We have ended up with 5 nurse cows. Gail, the Jeresy that started it all, the Milking Shorthorn, a Jersey-Brown Swiss cross and a Jersey Guernsey cross, and one that is 1/2 Hereford and 1/2 red Holstein or Guernsey ( the man we got her from tells it different ways from time to time) Gail and the Milking Shorthorn raised anywhere from 3-4 the first year we got them. They will let anything nurse. The lady we are letting keep the 2 half Jerseys, raises at least 4 off of them, but she pulls the the calf that is born and raises it and several more by milking them and giving them bottles. She feeds the heck out of those cows, too. Our vet down there keeps Gail and the MS, but she lets
them raise calves. My deal, is I breed them all to a polled Grey Brahma, sexed semen for female, and both ladies give those heifers to me at weaning. The rest of the time, they treat the cows as their own. That half Hereford had a Gyr calf the 1st time, and we let Scott's brother come get her because he had a Brangus orphan. That was the only 2 she raised.

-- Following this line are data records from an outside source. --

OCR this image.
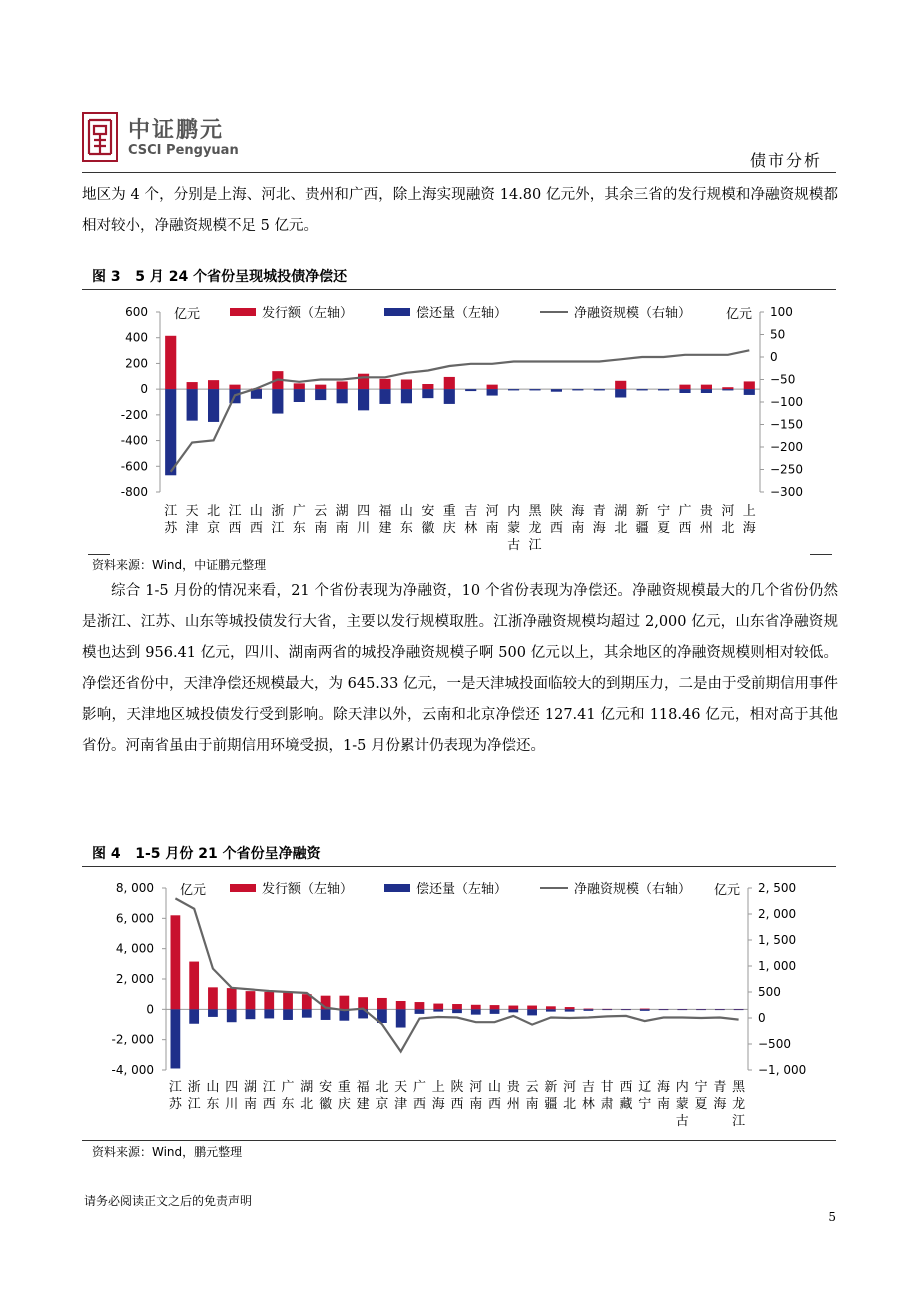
中证鹏元
CSCI Pengyuan
债市分析
地区为 4 个，分别是上海、河北、贵州和广西，除上海实现融资 14.80 亿元外，其余三省的发行规模和净融资规模都相对较小，净融资规模不足 5 亿元。
图 3 5 月 24 个省份呈现城投债净偿还
600
400
200
0
-200
-400
-600
-800
100
50
0
−50
−100
−150
−200
−250
−300
亿元	亿元
发行额（左轴）	偿还量（左轴）	净融资规模（右轴）
江苏
天津
北京
江西
山西
浙江
广东
云南
湖南
四川
福建
山东
安徽
重庆
吉林
河南
内蒙古
黑龙江
陕西
海南
青海
湖北
新疆
宁夏
广西
贵州
河北
上海
资料来源：Wind，中证鹏元整理
综合 1-5 月份的情况来看，21 个省份表现为净融资，10 个省份表现为净偿还。净融资规模最大的几个省份仍然是浙江、江苏、山东等城投债发行大省，主要以发行规模取胜。江浙净融资规模均超过 2,000 亿元，山东省净融资规模也达到 956.41 亿元，四川、湖南两省的城投净融资规模子啊 500 亿元以上，其余地区的净融资规模则相对较低。净偿还省份中，天津净偿还规模最大，为 645.33 亿元，一是天津城投面临较大的到期压力，二是由于受前期信用事件影响，天津地区城投债发行受到影响。除天津以外，云南和北京净偿还 127.41 亿元和 118.46 亿元，相对高于其他省份。河南省虽由于前期信用环境受损，1-5 月份累计仍表现为净偿还。
图 4 1-5 月份 21 个省份呈净融资
8, 000
6, 000
4, 000
2, 000
0
-2, 000
-4, 000
2, 500
2, 000
1, 500
1, 000
500
0
−500
−1, 000
亿元	亿元
发行额（左轴）	偿还量（左轴）	净融资规模（右轴）
江苏
浙江
山东
四川
湖南
江西
广东
湖北
安徽
重庆
福建
北京
天津
广西
上海
陕西
河南
山西
贵州
云南
新疆
河北
吉林
甘肃
西藏
辽宁
海南
内蒙古
宁夏
青海
黑龙江
资料来源：Wind，鹏元整理
请务必阅读正文之后的免责声明
5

Last year, the 2 heifers from Gail and the MS, and the 2 from the half-jeresys were identical as far as size and weight at the same ages. I guess the way Dawn raises them on a bottle with their mother's milks works just as well as letting them nurse their mommas. The Gyr calf weaned not quite as tall as the others ( I attribute that to the Gyr sire vs Brahma on the others) but had a little more muscle at the same weight. I figure it was due to being 1/4 Hereford.

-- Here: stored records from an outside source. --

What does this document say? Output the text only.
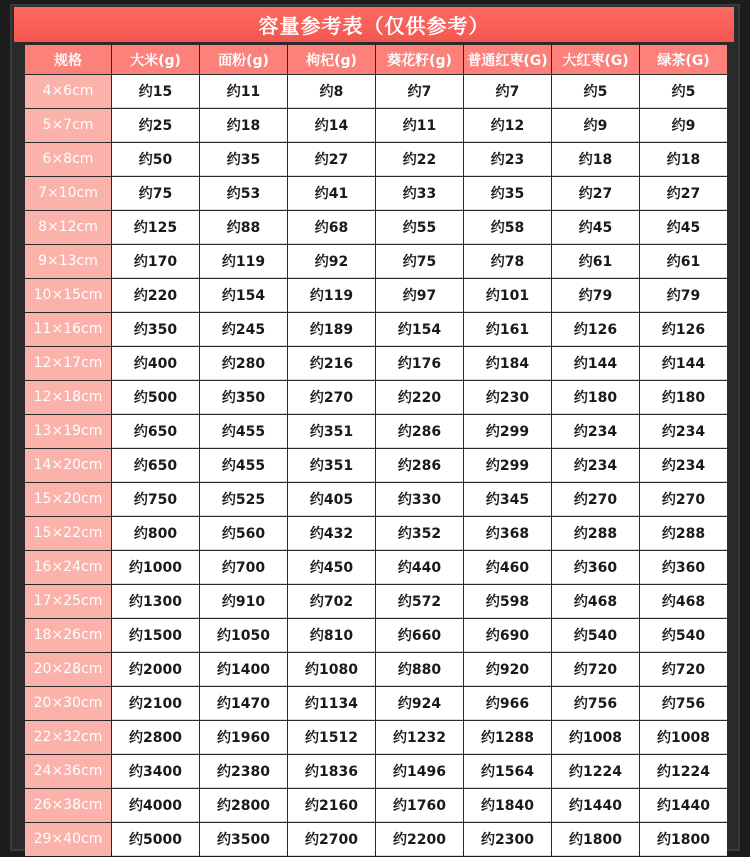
容量参考表（仅供参考）
规格	大米(g)	面粉(g)	枸杞(g)	葵花籽(g)	普通红枣(G)	大红枣(G)	绿茶(G)
4×6cm	约15	约11	约8	约7	约7	约5	约5
5×7cm	约25	约18	约14	约11	约12	约9	约9
6×8cm	约50	约35	约27	约22	约23	约18	约18
7×10cm	约75	约53	约41	约33	约35	约27	约27
8×12cm	约125	约88	约68	约55	约58	约45	约45
9×13cm	约170	约119	约92	约75	约78	约61	约61
10×15cm	约220	约154	约119	约97	约101	约79	约79
11×16cm	约350	约245	约189	约154	约161	约126	约126
12×17cm	约400	约280	约216	约176	约184	约144	约144
12×18cm	约500	约350	约270	约220	约230	约180	约180
13×19cm	约650	约455	约351	约286	约299	约234	约234
14×20cm	约650	约455	约351	约286	约299	约234	约234
15×20cm	约750	约525	约405	约330	约345	约270	约270
15×22cm	约800	约560	约432	约352	约368	约288	约288
16×24cm	约1000	约700	约450	约440	约460	约360	约360
17×25cm	约1300	约910	约702	约572	约598	约468	约468
18×26cm	约1500	约1050	约810	约660	约690	约540	约540
20×28cm	约2000	约1400	约1080	约880	约920	约720	约720
20×30cm	约2100	约1470	约1134	约924	约966	约756	约756
22×32cm	约2800	约1960	约1512	约1232	约1288	约1008	约1008
24×36cm	约3400	约2380	约1836	约1496	约1564	约1224	约1224
26×38cm	约4000	约2800	约2160	约1760	约1840	约1440	约1440
29×40cm	约5000	约3500	约2700	约2200	约2300	约1800	约1800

IF I were to be fooling with nurse cows myself, I think I would prefer one like her, 1/2 beef 1/2 dairy. She would have plenty of milk for her calf and grafting another orphan, but you wouldn't have to worry as much about her making
too much milk. Especially on just grass and hay. Where as, the straight dairy ones, you just about
have to put another one or two on them. Or milk them, too.
That being said, Gail, like
@MurraysMutts ' Bessie and I suspect
@Ky hills ' Maybelle, will not ever be sold.